Parallel for shell script with different output
7.9 years ago
Korsocius ▴ 200

Dear all,

I need help with parallel command. I have one script in shell. And I would like to run it 12time in same time. But for each script I need different name of output. output is .tsv and the name is same like name of input, could you help how to do that?

Thanks a lot

please post your standard shell command line;

the parallel command would be somthing like

parallel scriptname <hardcoded options for the script> {1}.input {1}.output ::: prefixes

Show some example of what is input and output.

I have script with name bin.sh where is input 1.bam and output will be 1.tsv. Every input is in the different folder with same name from 1-12. In this folder are 1.bam (imput), 1.bai (input) => they are reading with shell script. Output will 1.tsv and etc. for each bam file.

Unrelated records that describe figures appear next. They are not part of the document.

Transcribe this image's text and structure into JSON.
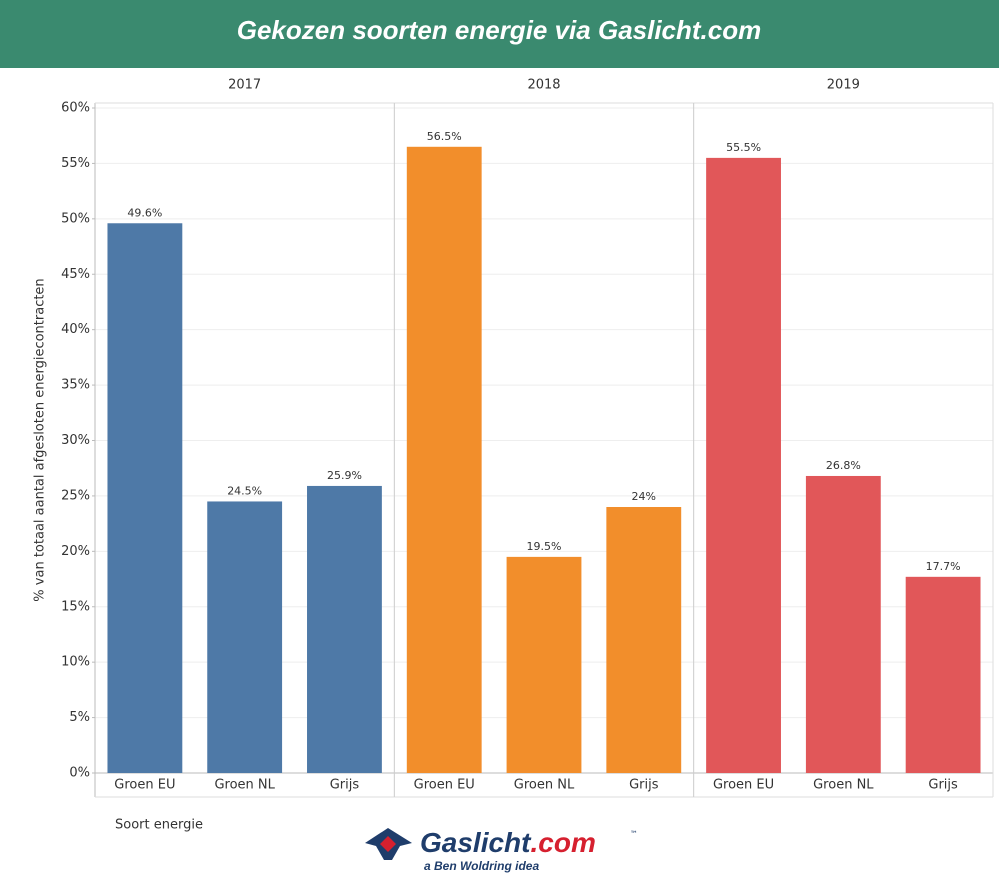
{
  "chart_data": {
    "type": "bar",
    "title": "Gekozen soorten energie via Gaslicht.com",
    "y_label": "% van totaal aantal afgesloten energiecontracten",
    "x_label": "Soort energie",
    "ylim": [
      0,
      60
    ],
    "yticks": [
      {
        "value": 0,
        "label": "0%"
      },
      {
        "value": 5,
        "label": "5%"
      },
      {
        "value": 10,
        "label": "10%"
      },
      {
        "value": 15,
        "label": "15%"
      },
      {
        "value": 20,
        "label": "20%"
      },
      {
        "value": 25,
        "label": "25%"
      },
      {
        "value": 30,
        "label": "30%"
      },
      {
        "value": 35,
        "label": "35%"
      },
      {
        "value": 40,
        "label": "40%"
      },
      {
        "value": 45,
        "label": "45%"
      },
      {
        "value": 50,
        "label": "50%"
      },
      {
        "value": 55,
        "label": "55%"
      },
      {
        "value": 60,
        "label": "60%"
      }
    ],
    "grid": true,
    "panels": [
      {
        "name": "2017",
        "color": "#4e79a7",
        "categories": [
          "Groen EU",
          "Groen NL",
          "Grijs"
        ],
        "values": [
          49.6,
          24.5,
          25.9
        ],
        "value_labels": [
          "49.6%",
          "24.5%",
          "25.9%"
        ]
      },
      {
        "name": "2018",
        "color": "#f28e2b",
        "categories": [
          "Groen EU",
          "Groen NL",
          "Grijs"
        ],
        "values": [
          56.5,
          19.5,
          24
        ],
        "value_labels": [
          "56.5%",
          "19.5%",
          "24%"
        ]
      },
      {
        "name": "2019",
        "color": "#e15759",
        "categories": [
          "Groen EU",
          "Groen NL",
          "Grijs"
        ],
        "values": [
          55.5,
          26.8,
          17.7
        ],
        "value_labels": [
          "55.5%",
          "26.8%",
          "17.7%"
        ]
      }
    ]
  },
  "logo": {
    "name": "Gaslicht",
    "domain": ".com",
    "tm": "™",
    "tagline": "a Ben Woldring idea"
  }
}
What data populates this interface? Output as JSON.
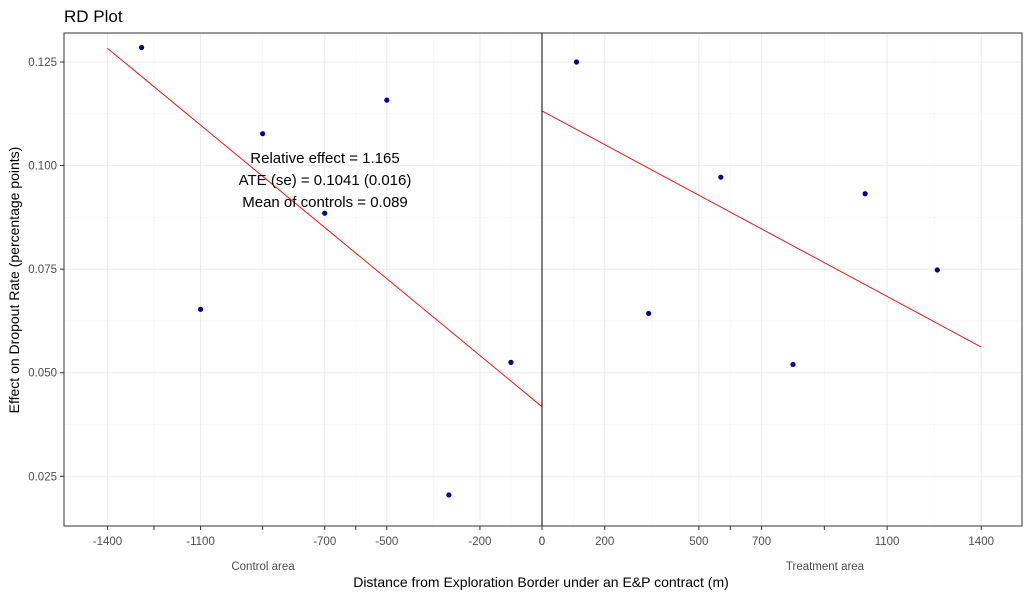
{
  "chart_data": {
    "type": "scatter",
    "title": "RD Plot",
    "xlabel": "Distance from Exploration Border under an E&P contract (m)",
    "ylabel": "Effect on Dropout Rate (percentage points)",
    "ylim": [
      0.013,
      0.132
    ],
    "y_ticks": [
      0.025,
      0.05,
      0.075,
      0.1,
      0.125
    ],
    "y_tick_labels": [
      "0.025",
      "0.050",
      "0.075",
      "0.100",
      "0.125"
    ],
    "grid": true,
    "cutoff": 0,
    "control": {
      "label": "Control area",
      "xlim": [
        -1540,
        0
      ],
      "ticks": [
        -1400,
        -1100,
        -700,
        -500,
        -200,
        0
      ],
      "tick_labels": [
        "-1400",
        "-1100",
        "-700",
        "-500",
        "-200",
        "0"
      ],
      "points": [
        {
          "x": -1290,
          "y": 0.1285
        },
        {
          "x": -1100,
          "y": 0.0653
        },
        {
          "x": -900,
          "y": 0.1077
        },
        {
          "x": -700,
          "y": 0.0885
        },
        {
          "x": -500,
          "y": 0.1158
        },
        {
          "x": -300,
          "y": 0.0205
        },
        {
          "x": -100,
          "y": 0.0525
        }
      ],
      "fit": {
        "x": [
          -1400,
          0
        ],
        "y": [
          0.1283,
          0.0418
        ]
      }
    },
    "treatment": {
      "label": "Treatment area",
      "xlim": [
        0,
        1530
      ],
      "ticks": [
        0,
        200,
        500,
        700,
        1100,
        1400
      ],
      "tick_labels": [
        "0",
        "200",
        "500",
        "700",
        "1100",
        "1400"
      ],
      "points": [
        {
          "x": 110,
          "y": 0.125
        },
        {
          "x": 340,
          "y": 0.0643
        },
        {
          "x": 570,
          "y": 0.0972
        },
        {
          "x": 800,
          "y": 0.052
        },
        {
          "x": 1030,
          "y": 0.0932
        },
        {
          "x": 1260,
          "y": 0.0748
        }
      ],
      "fit": {
        "x": [
          0,
          1400
        ],
        "y": [
          0.1132,
          0.0562
        ]
      }
    },
    "annotation": [
      "Relative effect = 1.165",
      "ATE (se) = 0.1041 (0.016)",
      "Mean of controls = 0.089"
    ],
    "colors": {
      "points": "#00008b",
      "fit_line": "#e31a1c",
      "cutoff_line": "#000000"
    }
  }
}
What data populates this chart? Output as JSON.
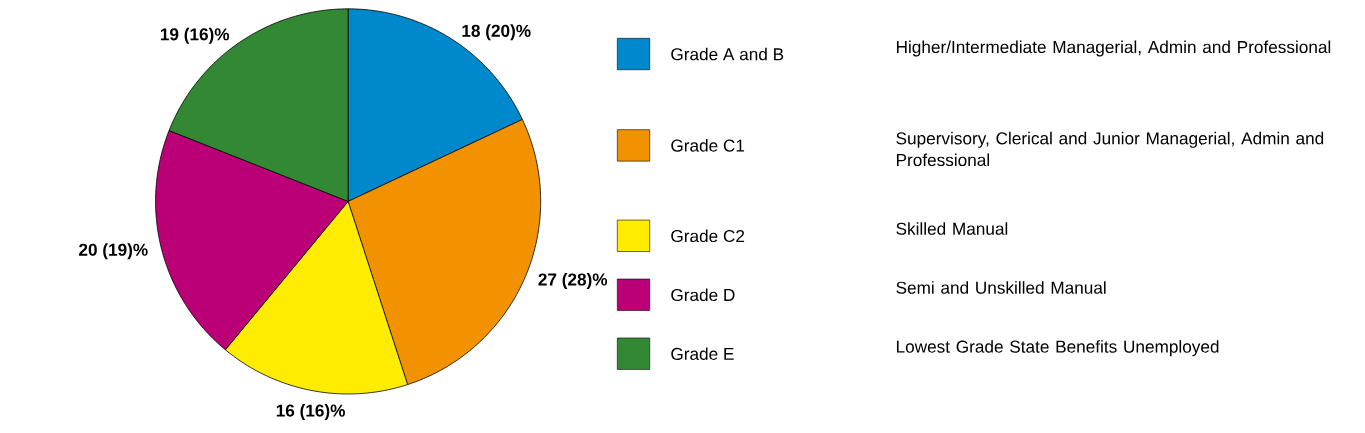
{
  "chart_data": {
    "type": "pie",
    "categories": [
      "Grade A and B",
      "Grade C1",
      "Grade C2",
      "Grade D",
      "Grade E"
    ],
    "values": [
      18,
      27,
      16,
      20,
      19
    ],
    "colors": [
      "#0088cc",
      "#f39200",
      "#ffec00",
      "#bb0077",
      "#338833"
    ],
    "value_labels": [
      "18 (20)%",
      "27 (28)%",
      "16 (16)%",
      "20 (19)%",
      "19 (16)%"
    ],
    "legend": "right",
    "annotations": [
      "Higher/Intermediate Managerial, Admin and Professional",
      "Supervisory, Clerical and Junior Managerial, Admin and Professional",
      "Skilled Manual",
      "Semi and Unskilled Manual",
      "Lowest Grade State Benefits Unemployed"
    ]
  }
}
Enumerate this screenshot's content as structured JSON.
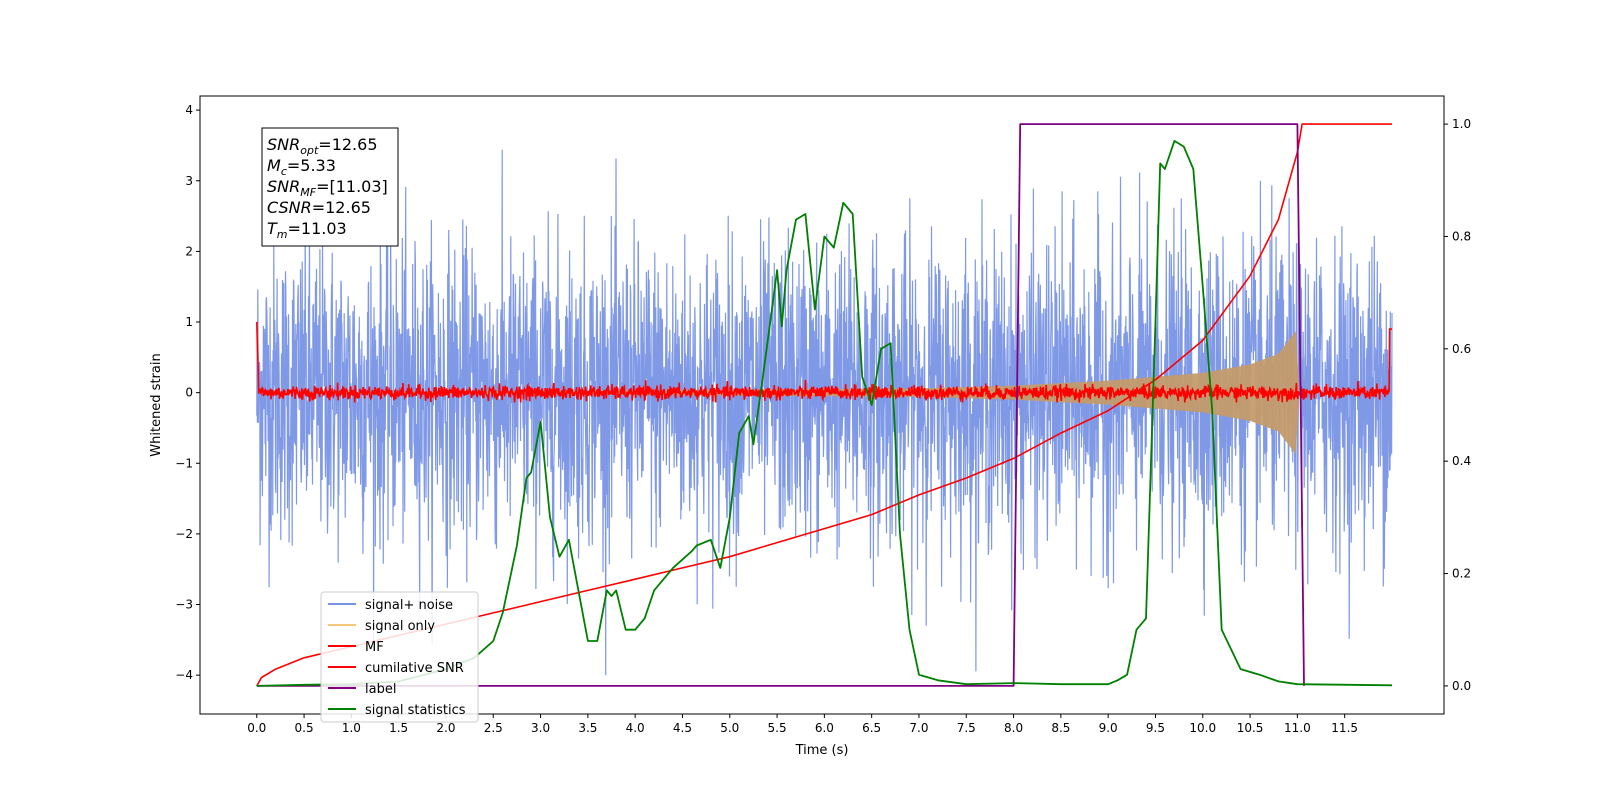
{
  "chart_data": {
    "type": "line",
    "xlabel": "Time (s)",
    "ylabel": "Whitened strain",
    "xlim": [
      -0.6,
      12.55
    ],
    "ylim": [
      -4.55,
      4.2
    ],
    "y2lim": [
      -0.05,
      1.05
    ],
    "grid": false,
    "legend_position": "bottom-left",
    "x_ticks": [
      "0.0",
      "0.5",
      "1.0",
      "1.5",
      "2.0",
      "2.5",
      "3.0",
      "3.5",
      "4.0",
      "4.5",
      "5.0",
      "5.5",
      "6.0",
      "6.5",
      "7.0",
      "7.5",
      "8.0",
      "8.5",
      "9.0",
      "9.5",
      "10.0",
      "10.5",
      "11.0",
      "11.5"
    ],
    "y_ticks": [
      "4",
      "3",
      "2",
      "1",
      "0",
      "−1",
      "−2",
      "−3",
      "−4"
    ],
    "y2_ticks": [
      "1.0",
      "0.8",
      "0.6",
      "0.4",
      "0.2",
      "0.0"
    ],
    "info_box": [
      {
        "sym": "SNR",
        "sub": "opt",
        "val": "=12.65"
      },
      {
        "sym": "M",
        "sub": "c",
        "val": "=5.33"
      },
      {
        "sym": "SNR",
        "sub": "MF",
        "val": "=[11.03]"
      },
      {
        "sym": "CSNR",
        "sub": "",
        "val": "=12.65"
      },
      {
        "sym": "T",
        "sub": "m",
        "val": "=11.03"
      }
    ],
    "series": [
      {
        "name": "signal+ noise",
        "color": "#7894e6",
        "axis": "left",
        "note": "noise band approx ±2.2 with peaks to ±3.8"
      },
      {
        "name": "signal only",
        "color": "#f5c77e",
        "axis": "left",
        "envelope_t": [
          0,
          7.0,
          8.0,
          9.0,
          10.0,
          10.5,
          10.8,
          11.0,
          11.02
        ],
        "envelope_amp": [
          0,
          0.06,
          0.1,
          0.17,
          0.28,
          0.4,
          0.55,
          0.9,
          0
        ]
      },
      {
        "name": "MF",
        "color": "#ff0000",
        "axis": "left",
        "note": "approx 0 ± 0.12, peaks to 1.0 at t=0 and 0.9 at t=12"
      },
      {
        "name": "cumilative SNR",
        "color": "#ff0000",
        "axis": "right",
        "t": [
          0,
          0.05,
          0.2,
          0.5,
          1.0,
          1.5,
          2.0,
          2.5,
          3.0,
          3.5,
          4.0,
          4.5,
          5.0,
          5.5,
          6.0,
          6.5,
          7.0,
          7.5,
          8.0,
          8.5,
          9.0,
          9.5,
          10.0,
          10.5,
          10.8,
          11.0,
          11.05,
          12.0
        ],
        "values": [
          0.0,
          0.015,
          0.03,
          0.05,
          0.07,
          0.09,
          0.11,
          0.13,
          0.15,
          0.17,
          0.19,
          0.21,
          0.23,
          0.255,
          0.28,
          0.305,
          0.34,
          0.37,
          0.405,
          0.45,
          0.49,
          0.545,
          0.615,
          0.73,
          0.83,
          0.95,
          1.0,
          1.0
        ]
      },
      {
        "name": "label",
        "color": "#800080",
        "axis": "right",
        "t": [
          0,
          8.0,
          8.07,
          11.0,
          11.07
        ],
        "values": [
          0,
          0,
          1,
          1,
          0
        ]
      },
      {
        "name": "signal statistics",
        "color": "#008000",
        "axis": "right",
        "t": [
          0,
          0.5,
          1.0,
          1.5,
          2.0,
          2.3,
          2.5,
          2.6,
          2.7,
          2.75,
          2.85,
          2.9,
          3.0,
          3.1,
          3.2,
          3.3,
          3.5,
          3.6,
          3.7,
          3.75,
          3.8,
          3.9,
          4.0,
          4.1,
          4.2,
          4.4,
          4.6,
          4.65,
          4.8,
          4.9,
          5.0,
          5.1,
          5.2,
          5.25,
          5.35,
          5.5,
          5.55,
          5.6,
          5.7,
          5.8,
          5.9,
          6.0,
          6.1,
          6.2,
          6.3,
          6.4,
          6.5,
          6.6,
          6.7,
          6.8,
          6.9,
          7.0,
          7.2,
          7.5,
          8.0,
          8.5,
          9.0,
          9.1,
          9.2,
          9.3,
          9.4,
          9.5,
          9.55,
          9.6,
          9.7,
          9.8,
          9.9,
          10.0,
          10.1,
          10.2,
          10.4,
          10.6,
          10.8,
          11.0,
          12.0
        ],
        "values": [
          0,
          0.002,
          0.003,
          0.008,
          0.03,
          0.05,
          0.08,
          0.13,
          0.21,
          0.25,
          0.37,
          0.38,
          0.47,
          0.3,
          0.23,
          0.26,
          0.08,
          0.08,
          0.17,
          0.16,
          0.17,
          0.1,
          0.1,
          0.12,
          0.17,
          0.21,
          0.24,
          0.25,
          0.26,
          0.21,
          0.3,
          0.45,
          0.48,
          0.43,
          0.55,
          0.74,
          0.64,
          0.74,
          0.83,
          0.84,
          0.67,
          0.8,
          0.78,
          0.86,
          0.84,
          0.55,
          0.5,
          0.6,
          0.61,
          0.27,
          0.1,
          0.02,
          0.01,
          0.003,
          0.005,
          0.003,
          0.003,
          0.01,
          0.02,
          0.1,
          0.12,
          0.65,
          0.93,
          0.92,
          0.97,
          0.96,
          0.92,
          0.71,
          0.49,
          0.1,
          0.03,
          0.02,
          0.008,
          0.003,
          0.001
        ]
      }
    ]
  }
}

parallel myscript {} {.}.bai '>' {.}.tsv ::: */*.bam

7.9 years ago

an example with echo:

 seq 1 12  | parallel  echo "Hello" '>' 'result.{}'
Also look into --results for a structured way of organizing the output files.

7.9 years ago
for input in *.bam; do out=echo $input | awk -F"." '{ print$1}'; bin.sh $input$out.tsv & done


To understand:

for input in *.bam;  #for each bam file
do
out=echo $input | awk -F"." '{ print$1}' #get the uniq output prefix
bin.sh $input$out.tsv & #run the srcipt and push it to background
done

won't work if there are not enough cores.

Yes. But the for loop helps me a lot in other cases where the operation is computationally not expensive.

... and if something wrong happens, you'll have to (quickly) find & kill your PIDs ...

I used to do that.

I am trying to understand why people still use for loops for independent jobs.

Is it readability? Is the for-loop really easier to read than 'parallel bin.sh {} {.}.tsv ::: *.bam'? Or if the jobs were bigger/more complex using a function:

myfunc() {
bin.sh "$1" "$2"
#more stuff here
}
export -f myfunc
parallel myfunc {} {.}.tsv ::: *.bam


For computationally cheap jobs I really do not see the benefit of a for loop.

The only advantage I can think of is that GNU Parallel may not be installed. But that advantage can vanish in just 10 seconds: wget -O - pi.dk/3|bash

@Geek_y can you enlighten me, what you see as the advantage?

I am used to use for loop. But definitely will shift towards parallel. Started reading your tutorial on parallel. I am from biology background and a kind of beginner in core bioinfo, hence, need some time to learn best practices.

I wonder why one would dispatch computationally cheap operations to a bg core in the first place. The gain in execution time will surely be balanced out by the time taken to write the loop + dispatch to different cores.

Input files are in different folders, you might wanna use a find (with an optional maxdepth`) to find these files first, then run the script on them.